Smooth - The smooth leather side is made from a good firm piece of leather. This leather is selected specifically for the task. If the leather is too hard, it simply doesn't doesn't polish well and doesn't accept compound well either. If the leather is too soft, it doesn't produce as fine an edge and won't stand up to heavy usage.
Sueded - The sueded side uses the opposite side of the leather (it is technically called the flesh side of the leather). This 'hairy' leather accepts compound very readily.I suggest Jeweller's Rouge because it is easy to use and makes an excellent job of polishing the cutting edge of a blade to give ultimate sharpness.
This is a large size strop board and measures approx: 3" wide x 10" long (the length does not include the handle). It has a solid 1/2" or thereabouts oak board with integral handle which as been given an oil finish for good looks and longevity.
A nicely made and extremely workmanlike job that is ready for hard work. I use several of these boards in my own workshop so I know they work!
Brief explanation of my personal 'stropping technique'
I coat one side (I use the hairy side for rouge) of the strop with jeweller's rouge. The other side is left alone.
I take the strop in my left hand and the knife in my right (I am right handed...)
I start with the rouge side and wipe the cutting edge of the blade across the rouged surface of the strop at the same angle as the 'grind'. Left to right.
I then wipe the cutting edge, right to left, with the 'back of the knife coming towards my hand.
I repeat this many times (say twenty to thirty) to 'polish' away the scratches on the cutting surface.

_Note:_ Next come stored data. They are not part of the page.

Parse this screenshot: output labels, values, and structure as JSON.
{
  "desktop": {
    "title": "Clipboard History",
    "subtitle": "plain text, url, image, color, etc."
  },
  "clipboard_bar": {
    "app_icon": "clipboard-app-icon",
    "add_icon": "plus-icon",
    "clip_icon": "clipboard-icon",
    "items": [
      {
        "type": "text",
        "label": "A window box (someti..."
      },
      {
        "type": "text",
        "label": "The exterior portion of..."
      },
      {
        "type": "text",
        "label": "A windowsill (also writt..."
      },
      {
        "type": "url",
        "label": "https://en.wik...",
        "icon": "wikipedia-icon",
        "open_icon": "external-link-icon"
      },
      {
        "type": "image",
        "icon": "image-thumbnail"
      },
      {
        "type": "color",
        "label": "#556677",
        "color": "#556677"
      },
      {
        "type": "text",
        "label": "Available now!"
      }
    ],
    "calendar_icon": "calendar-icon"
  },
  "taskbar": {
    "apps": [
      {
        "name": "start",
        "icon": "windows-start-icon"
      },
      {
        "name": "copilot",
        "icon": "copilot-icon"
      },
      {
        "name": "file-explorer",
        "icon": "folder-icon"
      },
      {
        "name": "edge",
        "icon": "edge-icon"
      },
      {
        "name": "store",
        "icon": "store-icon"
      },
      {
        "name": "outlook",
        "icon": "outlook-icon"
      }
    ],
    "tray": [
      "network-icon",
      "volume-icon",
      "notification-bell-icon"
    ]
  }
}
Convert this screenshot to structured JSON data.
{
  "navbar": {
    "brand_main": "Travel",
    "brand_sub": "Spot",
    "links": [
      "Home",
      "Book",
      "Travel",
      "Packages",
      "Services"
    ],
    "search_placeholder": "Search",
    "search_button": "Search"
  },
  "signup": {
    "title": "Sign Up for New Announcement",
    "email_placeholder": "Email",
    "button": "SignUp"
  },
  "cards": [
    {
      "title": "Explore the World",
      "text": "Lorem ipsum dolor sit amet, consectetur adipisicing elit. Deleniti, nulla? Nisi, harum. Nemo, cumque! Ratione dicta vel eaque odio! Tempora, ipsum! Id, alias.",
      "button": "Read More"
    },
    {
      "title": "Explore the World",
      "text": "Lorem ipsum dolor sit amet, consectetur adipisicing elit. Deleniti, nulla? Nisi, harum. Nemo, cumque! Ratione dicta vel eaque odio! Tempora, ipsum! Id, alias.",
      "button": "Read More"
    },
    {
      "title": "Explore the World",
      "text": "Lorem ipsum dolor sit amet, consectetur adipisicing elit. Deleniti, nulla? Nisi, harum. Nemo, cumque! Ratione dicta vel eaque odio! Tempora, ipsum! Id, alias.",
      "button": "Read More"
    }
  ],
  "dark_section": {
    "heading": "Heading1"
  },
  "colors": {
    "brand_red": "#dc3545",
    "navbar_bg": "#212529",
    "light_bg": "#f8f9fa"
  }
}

These scratches cause friction which slows the blade as it enters the material - hence it feels 'dull' and won't cut properly.
I then spin the strop so the smooth side is uppermost and repeat the process. Left to right and right to left.
If the knife is sharp enough then yipee! - if not then do it again, and again, and again!
If you have a magnifying glass take a look at the cutting edge of your blade and see how the scratches are removed by stropping.
To clarify: NO you don't get two strop boards. Just one, but it is double sided. One side is smooth and the other side is hairy.
P.S. Some people like to use a polishing compound on their strop. I suggest Jeweller's Rouge because I use it myself. In my opinion it is the best compound to use and does a proper job of polishing the cutting edges of all my blades. I also use it to polish silver and precious metals because it is not too abrasive. Very useful stuff!
If your blade is damaged and needs work then I suggest 'Smurf Poo' compound which is coarser. You then need to finish with Jeweller's Rouge.